Change ultimately comes from two places: we are either moving away from something or moving towards something. It is really that simple. If we are happy or content where we are, then we will not alter our condition. Change occurs by pain or pleasure.

Pain Or Pleasure: Does It Make A Difference?

In my experience, sustainable, lasting change comes from moving towards the positive. It comes from wanting to fly, not from trying to avoid “going bad.” Research supports this. The Economic and Social Research Council, for instance, analyzed 129 studies on behavior change strategies. The least successful were those that were based on fear, guilt, or regret. So if you smoke, being afraid to die is not enough to quit. You have to decide that you want to live longer with more energy, healthier skin, hair and teeth, for instance.

Sometimes, it’s a matter of spin. Even if you are moving away from something, looking at it through a positive lens can help you become more motivated. To use our smoking example, if you start exhibiting early signs of heart damage, that might frighten you into quitting. Initially. But how do you sustain that change? By focusing on the improvement in your health, by exercising and doing activities you enjoy without getting winded, by keeping the life you want in your mind rather than looking over your shoulder at the one you want to leave behind.

Learning & Change

A vital component of motivating change is learning. You have to understand the difference between where you are (current reality) and where you could be (your future vision). Closing the gap is necessary to create sustainable change.

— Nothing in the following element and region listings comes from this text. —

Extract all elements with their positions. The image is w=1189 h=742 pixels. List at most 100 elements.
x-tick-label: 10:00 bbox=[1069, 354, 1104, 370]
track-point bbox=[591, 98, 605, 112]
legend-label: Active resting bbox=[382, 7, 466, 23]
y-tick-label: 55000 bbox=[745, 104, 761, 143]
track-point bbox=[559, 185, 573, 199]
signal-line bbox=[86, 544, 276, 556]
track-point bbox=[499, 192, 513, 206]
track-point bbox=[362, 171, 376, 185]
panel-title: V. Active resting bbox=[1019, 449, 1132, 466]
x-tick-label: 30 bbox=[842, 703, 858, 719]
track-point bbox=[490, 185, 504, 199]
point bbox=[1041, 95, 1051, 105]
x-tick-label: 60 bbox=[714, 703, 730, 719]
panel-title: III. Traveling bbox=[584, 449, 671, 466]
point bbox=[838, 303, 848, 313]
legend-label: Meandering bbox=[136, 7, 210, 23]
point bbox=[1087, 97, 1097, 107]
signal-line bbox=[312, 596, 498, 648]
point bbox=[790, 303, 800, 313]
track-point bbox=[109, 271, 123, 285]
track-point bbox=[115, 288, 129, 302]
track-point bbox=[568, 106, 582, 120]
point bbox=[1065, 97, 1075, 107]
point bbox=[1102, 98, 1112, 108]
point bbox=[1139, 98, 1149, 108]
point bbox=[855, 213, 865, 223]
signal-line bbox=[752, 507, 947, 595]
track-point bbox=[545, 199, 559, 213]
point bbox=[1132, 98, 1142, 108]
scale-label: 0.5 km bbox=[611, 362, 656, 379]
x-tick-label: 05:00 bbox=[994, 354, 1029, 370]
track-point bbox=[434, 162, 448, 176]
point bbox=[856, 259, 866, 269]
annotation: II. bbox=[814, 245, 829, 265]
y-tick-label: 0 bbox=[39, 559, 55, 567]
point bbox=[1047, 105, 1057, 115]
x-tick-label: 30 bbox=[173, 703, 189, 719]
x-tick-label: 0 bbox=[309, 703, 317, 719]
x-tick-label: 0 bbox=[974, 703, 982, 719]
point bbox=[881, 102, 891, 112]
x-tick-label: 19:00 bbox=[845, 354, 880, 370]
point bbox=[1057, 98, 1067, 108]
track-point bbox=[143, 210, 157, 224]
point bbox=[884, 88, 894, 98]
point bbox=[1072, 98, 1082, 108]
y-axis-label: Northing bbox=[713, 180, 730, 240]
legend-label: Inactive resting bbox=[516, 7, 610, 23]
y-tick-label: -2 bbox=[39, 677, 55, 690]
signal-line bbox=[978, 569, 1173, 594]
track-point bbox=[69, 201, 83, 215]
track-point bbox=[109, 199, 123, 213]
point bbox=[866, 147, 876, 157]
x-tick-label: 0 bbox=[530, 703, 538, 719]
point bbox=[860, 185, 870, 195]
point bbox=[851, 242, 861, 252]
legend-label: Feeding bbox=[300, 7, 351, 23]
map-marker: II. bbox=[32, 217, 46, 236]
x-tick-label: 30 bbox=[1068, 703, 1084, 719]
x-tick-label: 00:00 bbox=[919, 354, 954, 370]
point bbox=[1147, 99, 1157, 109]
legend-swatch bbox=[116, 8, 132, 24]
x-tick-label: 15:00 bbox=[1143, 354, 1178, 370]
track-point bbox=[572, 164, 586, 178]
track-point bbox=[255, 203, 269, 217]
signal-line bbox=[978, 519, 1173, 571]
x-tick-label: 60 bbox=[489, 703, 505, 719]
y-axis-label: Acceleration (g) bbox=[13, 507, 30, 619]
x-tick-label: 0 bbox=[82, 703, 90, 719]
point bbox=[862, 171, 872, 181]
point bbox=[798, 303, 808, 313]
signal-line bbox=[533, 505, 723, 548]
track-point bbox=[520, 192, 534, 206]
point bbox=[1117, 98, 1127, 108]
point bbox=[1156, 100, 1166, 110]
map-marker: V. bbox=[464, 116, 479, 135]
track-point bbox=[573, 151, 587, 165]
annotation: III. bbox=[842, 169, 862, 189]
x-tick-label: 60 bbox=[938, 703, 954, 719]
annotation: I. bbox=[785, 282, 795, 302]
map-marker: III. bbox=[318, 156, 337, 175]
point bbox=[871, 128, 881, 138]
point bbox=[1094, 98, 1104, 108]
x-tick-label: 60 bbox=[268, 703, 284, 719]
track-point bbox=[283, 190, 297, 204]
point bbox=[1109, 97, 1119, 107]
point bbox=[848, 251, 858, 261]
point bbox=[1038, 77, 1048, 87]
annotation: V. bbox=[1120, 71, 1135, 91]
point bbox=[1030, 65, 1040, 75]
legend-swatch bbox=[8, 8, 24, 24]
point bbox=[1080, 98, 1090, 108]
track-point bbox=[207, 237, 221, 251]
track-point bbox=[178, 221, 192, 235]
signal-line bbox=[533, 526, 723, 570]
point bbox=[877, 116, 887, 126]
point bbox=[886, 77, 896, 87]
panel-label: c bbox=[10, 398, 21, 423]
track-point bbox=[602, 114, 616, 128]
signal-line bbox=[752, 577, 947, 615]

Thus, learning and change are different sides of the same coin. You cannot have one without the other. They are so tightly bound together that they could be the same word.

Motivating Employees To Make Real Change

As a leader, think about how you can apply this insight and motivate your team. How can you inspire your people to be self-motivated to achieve long-term change? Teach them. (Note: There is actually a small “trap” in those last sentences! You cannot positively motivate anyone. Negatively, yes – punishment can work… short term! People need inspiration, not motivation. It is up to them to provide their own personal motivation, i.e. they have to do it for their reasons, not yours!)

Someone joins a Vistage group, for instance, because they are looking to change and improve their business results. They enter into this education-based environment to learn and apply new strategies, to produce different results. I’ve seen support, feedback and sharing of information in Vistage Peer Groups facilitate phenomenal, true change.

Albert Einstein once said, “We cannot solve our problems with the same thinking we used when we created them.” We need to learn and change, in order to improve. People who are successful with change are those who have a continual thirst for learning, and a willingness to apply that learning to their life and work, derived from an understanding of living, working, and being better.